With recent releases on John Zorn's Tzadik label among others, Luc Ferrari is enjoying a well deserved renaissance. After studies with Messiaen and formative visits to Darmstadt in the '50s, Ferrari (born Paris, 1929), with Pierre Schaeffer, was one of the co-founders of the Groupe de Recherches Musicales in 1959. In the sixties he worked with the Ensemble Instrumental de Musique Contemporaine de Paris and made the first French television documentaries on new music, between 1964-69, he taught in Cologne, Stockholm and Amiens. His pioneering electroacoustic music has evolved through installations to sound art and eventually to the hörspiel (radio play), making him one of the most unique and creative voices in music. This CD marks the first release in a series of Luc Ferrari's music on Mode Records.
The works on this disc show a combination of his musique concréte and instrumental styles. The point of departure for Chansons pour le corps was a series of spontaneous interviews with women on the subject of the female form, which Ferrari recorded in the Jardin du Luxembourg. It's a great image, a young woman out for a Sunday afternoon stroll approached by a man wondering if she might allow him to record her talking about various intimate parts of her body! The interviewees were invited to speak about their eyes, hands, breasts and sex, and those who accepted did so with extraordinary candor. Novelist and radio presenter Colette Fellous was then asked to write texts based on the tapes. These were set for soprano and ensemble and interspersed with extracts from the original interviews. Ferrari states: ".the interpretation of the Chansons could be very simple, in a voice without vibrato, paying special attention to the words and their meaning."

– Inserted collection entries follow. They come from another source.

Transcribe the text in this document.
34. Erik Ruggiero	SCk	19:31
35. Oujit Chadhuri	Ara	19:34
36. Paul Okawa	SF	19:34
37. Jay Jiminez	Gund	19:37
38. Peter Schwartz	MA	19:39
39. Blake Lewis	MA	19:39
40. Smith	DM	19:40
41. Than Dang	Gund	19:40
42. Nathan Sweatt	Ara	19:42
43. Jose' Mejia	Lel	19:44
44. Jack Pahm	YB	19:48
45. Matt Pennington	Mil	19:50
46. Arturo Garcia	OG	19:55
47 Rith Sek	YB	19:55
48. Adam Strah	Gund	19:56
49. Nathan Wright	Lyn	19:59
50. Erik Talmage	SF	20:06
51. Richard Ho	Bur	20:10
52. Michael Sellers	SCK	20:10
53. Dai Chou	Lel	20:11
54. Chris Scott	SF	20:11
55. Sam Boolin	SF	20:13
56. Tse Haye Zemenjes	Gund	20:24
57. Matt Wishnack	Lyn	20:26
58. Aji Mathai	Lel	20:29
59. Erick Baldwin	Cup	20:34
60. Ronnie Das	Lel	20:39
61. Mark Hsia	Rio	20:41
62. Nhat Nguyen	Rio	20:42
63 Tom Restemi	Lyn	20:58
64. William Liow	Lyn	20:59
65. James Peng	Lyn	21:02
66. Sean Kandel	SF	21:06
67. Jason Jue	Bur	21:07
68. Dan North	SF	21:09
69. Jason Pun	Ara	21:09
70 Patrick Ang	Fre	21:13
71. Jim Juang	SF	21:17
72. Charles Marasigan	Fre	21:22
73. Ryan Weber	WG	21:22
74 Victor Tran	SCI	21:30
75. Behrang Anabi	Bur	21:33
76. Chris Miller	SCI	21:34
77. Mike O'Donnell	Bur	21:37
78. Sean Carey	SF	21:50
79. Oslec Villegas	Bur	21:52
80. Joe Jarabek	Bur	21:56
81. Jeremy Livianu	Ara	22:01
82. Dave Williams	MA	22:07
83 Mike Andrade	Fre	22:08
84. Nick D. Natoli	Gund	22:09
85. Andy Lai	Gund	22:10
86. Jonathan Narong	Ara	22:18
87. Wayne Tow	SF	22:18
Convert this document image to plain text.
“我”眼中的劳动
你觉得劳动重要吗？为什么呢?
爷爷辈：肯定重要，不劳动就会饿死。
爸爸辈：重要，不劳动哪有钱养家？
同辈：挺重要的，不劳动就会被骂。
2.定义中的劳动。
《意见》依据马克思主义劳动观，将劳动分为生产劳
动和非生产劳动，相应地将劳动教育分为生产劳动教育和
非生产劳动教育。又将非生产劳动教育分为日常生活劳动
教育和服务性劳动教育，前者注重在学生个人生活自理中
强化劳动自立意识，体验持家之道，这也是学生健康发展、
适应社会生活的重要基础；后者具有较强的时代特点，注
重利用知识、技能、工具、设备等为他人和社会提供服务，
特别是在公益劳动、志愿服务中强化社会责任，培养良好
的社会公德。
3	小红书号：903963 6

Et si tout entiére maintenant, a "symphonic tale" for voice, orchestral sound, and tape is an extraordinary and unique work. The orchestral score was performed, recorded, and then treated electronically in Ferrari's studio; though the orchestra is never deformed beyond all recognition. This is incorporated into the piece along with authentic sounds of the Swedish icebreaker and its crew, and Fellous' spoken text. What results is typical Ferrari genre-blending, inhabiting a region somewhere between fact and fiction, documentary and poetry, orchestral and electronic music. The text can be at times straightforward, at times tantalizingly ambiguous -dare we imagine some sort of sexual intrigue between the woman and the captain as well as the pilot? Fellous juxtaposes first and third person narrative, direct and reported speech, in a manner analogous to Ferrari's masterly mix of composed music and recorded sound. Fellous says: ".(Ferrari) asked me to board the dream and tell him the story. So we set to work. He brought me sounds, I brought him texts. A rhythm was born. In such a way we tangled, untangled, mixed noises and words, fiction and reality, and from this came a symphonic tale whose sensual warmth tries to turn back the cold."